Synthesis and Characterization of Luminescent Er3+-Doped Natural Fluorapatite

Abstract

Ca10(PO4)6F2:xEr3+ (x = 0.1, 0.3 and 0.5) was synthesized using solid-state powder process (1150 °C, 1h), conventional sintering (1150 °C, 1h), and spark plasma sintering (SPS) techniques (1150 °C, 10 min, and 50 MPa). XRD analysis revealed that all samples are generally composed of fluorapatite (FAP) containing quartz as a minor phase, and the presence of Er2O3 peaks is becoming more evident as Er-doped increases. In the SEM microstructure images, non-diffused Er2O3 particles also increase with doping in powder and pellet samples. However, the PL analysis showed that the luminescence intensity did not increase proportionally with the doping content caused by the concentration quenching effect. FAP samples doped with 0.3 mol Er have higher luminescence intensity than 0.1 and 0.5 mol Er-doped samples. In addition, powder samples have the highest luminescence intensity due to increased luminescence intensity with increasing crystallite size.
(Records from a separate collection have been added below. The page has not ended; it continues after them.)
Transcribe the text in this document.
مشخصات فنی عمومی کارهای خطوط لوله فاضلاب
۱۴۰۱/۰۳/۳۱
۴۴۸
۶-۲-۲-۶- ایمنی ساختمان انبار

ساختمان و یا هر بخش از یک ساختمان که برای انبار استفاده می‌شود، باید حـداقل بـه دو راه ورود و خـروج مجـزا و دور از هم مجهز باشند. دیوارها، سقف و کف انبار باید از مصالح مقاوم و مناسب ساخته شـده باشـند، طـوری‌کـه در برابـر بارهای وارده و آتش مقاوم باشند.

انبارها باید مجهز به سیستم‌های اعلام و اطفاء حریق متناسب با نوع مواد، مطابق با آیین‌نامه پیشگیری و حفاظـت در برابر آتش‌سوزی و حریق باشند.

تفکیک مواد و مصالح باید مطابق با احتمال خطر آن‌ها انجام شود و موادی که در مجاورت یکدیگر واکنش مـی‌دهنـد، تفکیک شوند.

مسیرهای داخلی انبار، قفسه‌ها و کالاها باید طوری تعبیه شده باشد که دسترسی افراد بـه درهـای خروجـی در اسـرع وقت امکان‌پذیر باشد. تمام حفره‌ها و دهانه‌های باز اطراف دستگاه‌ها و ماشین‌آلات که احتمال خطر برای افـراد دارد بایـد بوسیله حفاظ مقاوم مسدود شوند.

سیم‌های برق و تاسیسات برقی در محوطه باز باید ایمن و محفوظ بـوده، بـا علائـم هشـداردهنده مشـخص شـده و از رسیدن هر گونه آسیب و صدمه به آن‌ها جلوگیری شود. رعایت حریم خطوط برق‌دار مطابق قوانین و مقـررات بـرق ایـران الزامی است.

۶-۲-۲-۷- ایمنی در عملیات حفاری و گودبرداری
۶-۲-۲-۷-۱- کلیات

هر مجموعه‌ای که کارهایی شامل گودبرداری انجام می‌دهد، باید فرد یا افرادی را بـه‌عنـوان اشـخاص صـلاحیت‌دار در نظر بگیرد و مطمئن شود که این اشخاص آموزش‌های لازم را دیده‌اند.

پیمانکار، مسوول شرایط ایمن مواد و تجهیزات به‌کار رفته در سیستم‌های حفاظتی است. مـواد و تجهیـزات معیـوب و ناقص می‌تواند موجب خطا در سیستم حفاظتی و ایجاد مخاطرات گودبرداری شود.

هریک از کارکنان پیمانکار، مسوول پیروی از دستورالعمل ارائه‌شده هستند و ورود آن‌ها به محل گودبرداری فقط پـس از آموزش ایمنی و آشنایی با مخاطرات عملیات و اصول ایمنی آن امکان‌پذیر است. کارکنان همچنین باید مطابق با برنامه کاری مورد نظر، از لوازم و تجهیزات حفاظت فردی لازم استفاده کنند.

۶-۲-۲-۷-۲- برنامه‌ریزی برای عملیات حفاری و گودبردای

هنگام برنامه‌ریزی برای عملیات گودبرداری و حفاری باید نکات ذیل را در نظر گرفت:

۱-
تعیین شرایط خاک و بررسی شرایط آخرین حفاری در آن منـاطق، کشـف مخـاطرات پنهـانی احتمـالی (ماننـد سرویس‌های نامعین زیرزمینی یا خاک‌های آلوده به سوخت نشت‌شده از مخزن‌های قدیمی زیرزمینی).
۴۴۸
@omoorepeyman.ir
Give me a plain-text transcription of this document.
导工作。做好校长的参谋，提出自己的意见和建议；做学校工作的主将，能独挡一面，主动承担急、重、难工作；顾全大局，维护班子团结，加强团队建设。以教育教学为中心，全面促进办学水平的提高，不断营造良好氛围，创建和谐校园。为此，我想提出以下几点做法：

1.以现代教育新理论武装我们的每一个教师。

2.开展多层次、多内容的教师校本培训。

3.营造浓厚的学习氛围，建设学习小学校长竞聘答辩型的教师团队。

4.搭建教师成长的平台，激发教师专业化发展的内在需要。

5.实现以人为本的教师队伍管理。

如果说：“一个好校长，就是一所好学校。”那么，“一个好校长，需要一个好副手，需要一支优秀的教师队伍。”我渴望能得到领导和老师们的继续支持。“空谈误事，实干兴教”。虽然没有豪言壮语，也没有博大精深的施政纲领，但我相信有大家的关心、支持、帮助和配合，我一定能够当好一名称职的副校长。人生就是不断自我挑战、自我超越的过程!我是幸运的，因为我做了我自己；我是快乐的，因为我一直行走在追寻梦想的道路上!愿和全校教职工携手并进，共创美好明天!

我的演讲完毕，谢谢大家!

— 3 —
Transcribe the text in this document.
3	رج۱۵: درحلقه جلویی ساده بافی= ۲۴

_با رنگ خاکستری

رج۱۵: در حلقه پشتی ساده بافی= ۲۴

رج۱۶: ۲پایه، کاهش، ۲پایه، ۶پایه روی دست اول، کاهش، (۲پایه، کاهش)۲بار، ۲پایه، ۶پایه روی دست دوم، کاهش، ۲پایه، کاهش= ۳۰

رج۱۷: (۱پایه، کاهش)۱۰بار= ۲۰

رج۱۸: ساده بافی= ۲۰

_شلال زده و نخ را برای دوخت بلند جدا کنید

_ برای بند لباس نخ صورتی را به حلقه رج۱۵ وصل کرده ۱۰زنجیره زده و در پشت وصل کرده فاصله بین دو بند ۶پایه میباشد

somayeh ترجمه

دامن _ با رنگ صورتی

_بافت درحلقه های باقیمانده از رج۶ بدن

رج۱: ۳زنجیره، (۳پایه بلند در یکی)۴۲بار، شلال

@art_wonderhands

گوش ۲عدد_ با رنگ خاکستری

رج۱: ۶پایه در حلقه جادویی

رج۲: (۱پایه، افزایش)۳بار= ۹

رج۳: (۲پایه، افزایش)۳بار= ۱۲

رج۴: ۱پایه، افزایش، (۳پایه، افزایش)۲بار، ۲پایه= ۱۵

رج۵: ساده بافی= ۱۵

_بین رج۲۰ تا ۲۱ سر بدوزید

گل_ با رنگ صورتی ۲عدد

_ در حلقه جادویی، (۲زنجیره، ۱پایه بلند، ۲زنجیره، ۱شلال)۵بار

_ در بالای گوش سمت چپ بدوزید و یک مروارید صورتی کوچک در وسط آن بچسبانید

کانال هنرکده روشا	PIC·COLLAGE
The characteristic 2H11/2 to 4I15/2 emission bands of Er3+ at ∼530 nm are seen in all samples. The maximum average lifetime was obtained in 125 μs in the powder sample with 0.3 mol Er. CIE color coordinates demonstrate the standard green color under ∼ 275 nm excitation; eventually, these phosphors can be utilized as green phosphors for optical applications.